Introduction to Data Visualizations
This exercises asks to you collect data and create a data visualization that communicates that data graphically.
Step 1: Collect Data
At home, or wherever you are working, collect a set of quantitative (numerical) data. Consider various types of data, for example:
- How long does it take to get to a specific floor in the elevator vs. climbing the stairs based on multiple tries?
- What’s the ratio of books to other stuff on your shelves?
- How much time do ducks spend foraging vs. just wandering around?
Think about the various processes that take time or require resources (e.g., how many almonds you eat in an hour, or the average time it takes to drink a bubbly water). Think about the items you have around you and what they are used for (e.g., what apps do you check on your phone in an hour). Quantitative data is all around you–every time you do something, check something, or observe something, you are generating data. And so are the things around you–e.g., stoplights, phones, dogs, and squirrels. Select an item or items around you (including yourself) and collect the data it generates.
Step 2: Create a Visualization
Once you have your data, draw a data visualization that represents your data. To pick the type of data visualization, go back to the Design chapter you read and review the visualization types. You can use any medium you want to create your visualization–pens, crayons, markers, or, if you are already familiar with creating visualizations digitally, use an app like Canva or Excel.

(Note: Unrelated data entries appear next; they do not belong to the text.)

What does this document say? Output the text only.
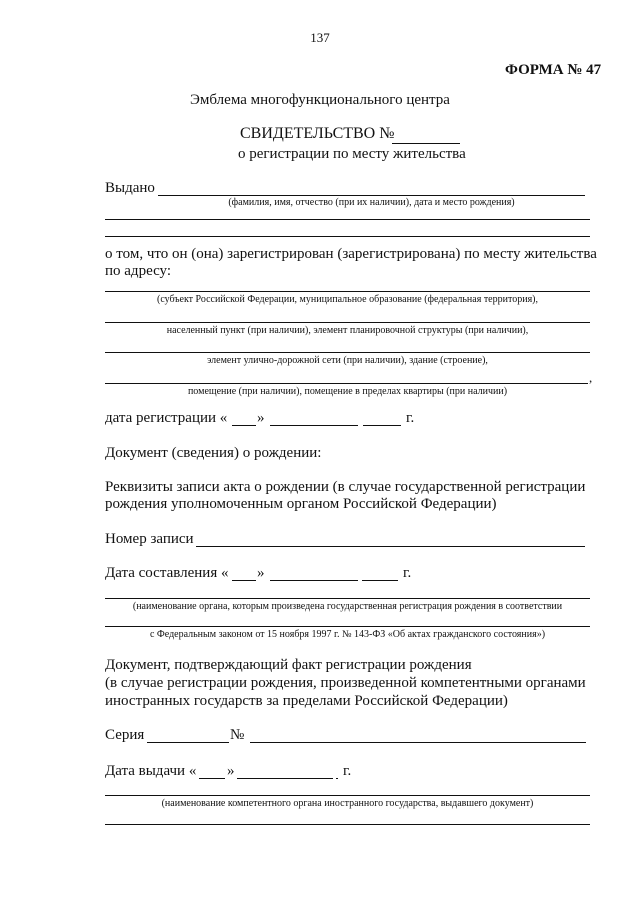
137
ФОРМА № 47
Эмблема многофункционального центра
СВИДЕТЕЛЬСТВО №
о регистрации по месту жительства
Выдано
(фамилия, имя, отчество (при их наличии), дата и место рождения)
о том, что он (она) зарегистрирован (зарегистрирована) по месту жительства
по адресу:
(субъект Российской Федерации, муниципальное образование (федеральная территория),
населенный пункт (при наличии), элемент планировочной структуры (при наличии),
элемент улично-дорожной сети (при наличии), здание (строение),
,
помещение (при наличии), помещение в пределах квартиры (при наличии)
дата регистрации « »	г.
Документ (сведения) о рождении:
Реквизиты записи акта о рождении (в случае государственной регистрации
рождения уполномоченным органом Российской Федерации)
Номер записи
Дата составления « »	г.
(наименование органа, которым произведена государственная регистрация рождения в соответствии
с Федеральным законом от 15 ноября 1997 г. № 143-ФЗ «Об актах гражданского состояния»)
Документ, подтверждающий факт регистрации рождения
(в случае регистрации рождения, произведенной компетентными органами
иностранных государств за пределами Российской Федерации)
Серия	№
Дата выдачи « »	г.
(наименование компетентного органа иностранного государства, выдавшего документ)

Step 3: Share your Visualization
If you draw your visualization, you can submit a picture taken with your phone. Include your name in the title. When you share your visualization, answer the following questions about it, along with the image:
- What does the data visualization show?
Why did you pick that visualization format?
Step 4: Review and Comment
After sharing your work, use the Reply button below to comment on at least two of your peers’ visualizations, addressing the following:
- Is it clear what the visualization represents?
- Is the type of visual appropriate for the data? Can you think of other types of visuals that might be useful?
- Does the design and color use make the visual easy to read?